The results of that study were so positive that the theater chain intermittently continued the practice. (Intermittent rewards create more happiness, perhaps because of the hedonic treadmill effect yet we crave the certainty of constancy, such as "the ducks will walk across at 11 o'clock.″ When the cookies were offered outside movie theaters, the snacks sales inside went up an average of 26 percent.
For the owner of seven upscale restaurants in London, we crafted a similar experiment with wine. Per customer sales went up an average of 23 percent. Then we suggested that the restaurateur approach his wine distributers to offer them the opportunity to provide their wine at a cost. Several agreed so he could rotate the kinds of wine he gave waiting guests. For this sampling ritual, the wait staff, while offering the tray with the glasses of wine, showed the bottle and said the vintner's name.

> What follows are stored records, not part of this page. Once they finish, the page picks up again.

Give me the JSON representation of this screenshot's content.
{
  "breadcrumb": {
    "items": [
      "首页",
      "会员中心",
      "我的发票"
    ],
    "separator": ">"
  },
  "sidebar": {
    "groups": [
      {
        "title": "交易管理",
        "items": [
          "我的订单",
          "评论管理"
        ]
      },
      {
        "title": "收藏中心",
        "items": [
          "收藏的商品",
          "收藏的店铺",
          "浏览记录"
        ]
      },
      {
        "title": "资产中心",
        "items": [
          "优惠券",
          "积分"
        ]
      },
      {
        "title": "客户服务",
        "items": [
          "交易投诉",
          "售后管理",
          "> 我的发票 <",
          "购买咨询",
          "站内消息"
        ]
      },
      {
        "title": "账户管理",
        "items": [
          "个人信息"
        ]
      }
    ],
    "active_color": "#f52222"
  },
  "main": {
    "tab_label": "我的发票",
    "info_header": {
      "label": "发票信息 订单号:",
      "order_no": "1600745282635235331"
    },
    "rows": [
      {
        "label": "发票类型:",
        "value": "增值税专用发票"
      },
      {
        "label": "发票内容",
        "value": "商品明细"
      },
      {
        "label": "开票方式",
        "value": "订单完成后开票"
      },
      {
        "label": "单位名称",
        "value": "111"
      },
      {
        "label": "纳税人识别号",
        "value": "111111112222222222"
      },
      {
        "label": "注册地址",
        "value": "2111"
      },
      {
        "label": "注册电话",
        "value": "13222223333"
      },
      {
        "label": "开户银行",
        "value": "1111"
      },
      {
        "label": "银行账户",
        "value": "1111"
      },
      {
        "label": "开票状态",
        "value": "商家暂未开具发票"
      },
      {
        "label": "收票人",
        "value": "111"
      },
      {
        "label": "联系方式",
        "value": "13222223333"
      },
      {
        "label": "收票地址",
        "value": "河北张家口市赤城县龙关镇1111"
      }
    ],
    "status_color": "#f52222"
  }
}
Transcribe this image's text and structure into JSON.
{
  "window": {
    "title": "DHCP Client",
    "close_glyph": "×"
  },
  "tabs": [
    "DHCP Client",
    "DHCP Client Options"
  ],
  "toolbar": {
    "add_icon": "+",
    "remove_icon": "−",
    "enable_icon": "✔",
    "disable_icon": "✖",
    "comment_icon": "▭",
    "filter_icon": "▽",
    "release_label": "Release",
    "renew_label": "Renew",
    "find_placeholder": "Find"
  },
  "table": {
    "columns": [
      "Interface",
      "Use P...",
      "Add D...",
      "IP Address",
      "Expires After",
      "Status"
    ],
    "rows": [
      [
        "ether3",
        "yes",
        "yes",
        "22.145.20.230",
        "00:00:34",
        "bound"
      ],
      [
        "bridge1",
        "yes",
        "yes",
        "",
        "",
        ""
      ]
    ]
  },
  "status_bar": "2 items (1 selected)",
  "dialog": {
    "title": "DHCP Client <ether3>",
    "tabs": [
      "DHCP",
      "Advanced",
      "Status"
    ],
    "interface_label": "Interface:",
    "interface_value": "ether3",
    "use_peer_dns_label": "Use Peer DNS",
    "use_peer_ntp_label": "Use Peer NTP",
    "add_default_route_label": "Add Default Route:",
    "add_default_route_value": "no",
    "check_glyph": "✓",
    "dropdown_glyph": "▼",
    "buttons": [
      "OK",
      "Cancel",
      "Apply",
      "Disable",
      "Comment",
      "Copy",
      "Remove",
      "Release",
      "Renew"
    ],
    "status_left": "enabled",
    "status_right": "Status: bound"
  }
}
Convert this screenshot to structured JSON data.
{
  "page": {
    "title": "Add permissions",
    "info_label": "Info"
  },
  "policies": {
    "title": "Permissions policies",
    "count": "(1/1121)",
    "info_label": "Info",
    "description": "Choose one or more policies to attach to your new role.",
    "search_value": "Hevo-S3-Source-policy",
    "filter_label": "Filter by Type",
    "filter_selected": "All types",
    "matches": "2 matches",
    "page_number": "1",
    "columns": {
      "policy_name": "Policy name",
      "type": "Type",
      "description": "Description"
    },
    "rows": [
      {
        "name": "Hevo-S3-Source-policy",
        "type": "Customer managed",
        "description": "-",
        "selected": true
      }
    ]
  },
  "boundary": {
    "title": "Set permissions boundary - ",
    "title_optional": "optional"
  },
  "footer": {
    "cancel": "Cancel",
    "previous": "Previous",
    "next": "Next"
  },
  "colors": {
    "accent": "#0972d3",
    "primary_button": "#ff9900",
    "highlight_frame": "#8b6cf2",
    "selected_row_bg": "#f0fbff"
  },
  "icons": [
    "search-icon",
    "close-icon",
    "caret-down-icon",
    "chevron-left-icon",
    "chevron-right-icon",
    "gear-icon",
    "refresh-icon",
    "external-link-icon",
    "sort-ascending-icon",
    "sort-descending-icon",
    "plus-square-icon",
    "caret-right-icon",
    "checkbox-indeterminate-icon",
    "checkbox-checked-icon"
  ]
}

That was so successful that wine makers now vie for the opportunity to give their wine for such samplings. They also began offering samplings to delighted diners during their meal. That way more customers get free wine and often wind up ordering more wine. The participating vintners get their wines introduced in a relaxed, convivial atmosphere.
Cost-saving Hint: Make your ritual so popular that you can attract partners that want to participate in it. That way you can offer your customers that ritual more often yet at a lower cost to you.
Conclusion -- most any consumer-serving place can create a small, simple-to-execute ritual that:
• Gives an unexpected experience to customers, one they can brag about and others can see them enjoying.
• Increases sales.
• Attracts media coverage.
• Demonstrates the value of partners participating so the cost of offering that ritual go down for each partner as more of them get involved
5. Give Special Treatment to Likely Buyers
Withstand price wars by staying top of mind for your kind of product. How? Stay in touch with past and potential customers in ways they find helpful rather than intrusive. Build community or at least a fan base of individuals who find it worthwhile to open your emails, and follow your tweets and blog posts. Stay top-of-mind with your current and prospective customers by inviting them to sign up to receive notices of special deals. Use the free "Weekly Deals" service provided by Payvment and cited by my fellow Forbes columnist Lydia Dishman.
Pull nearby shoppers through your doors. From contests to coupons engage prospective buyers, using the social tools recommended by Makers Going Pro guru, TJ McCue.
How will you customize the one-of-a-kind gifts for your one-of-a-kind family members, friends and work colleagues -- or start or alter your business to withstand price wars, with one-of-a-kind and/or customizable products or services?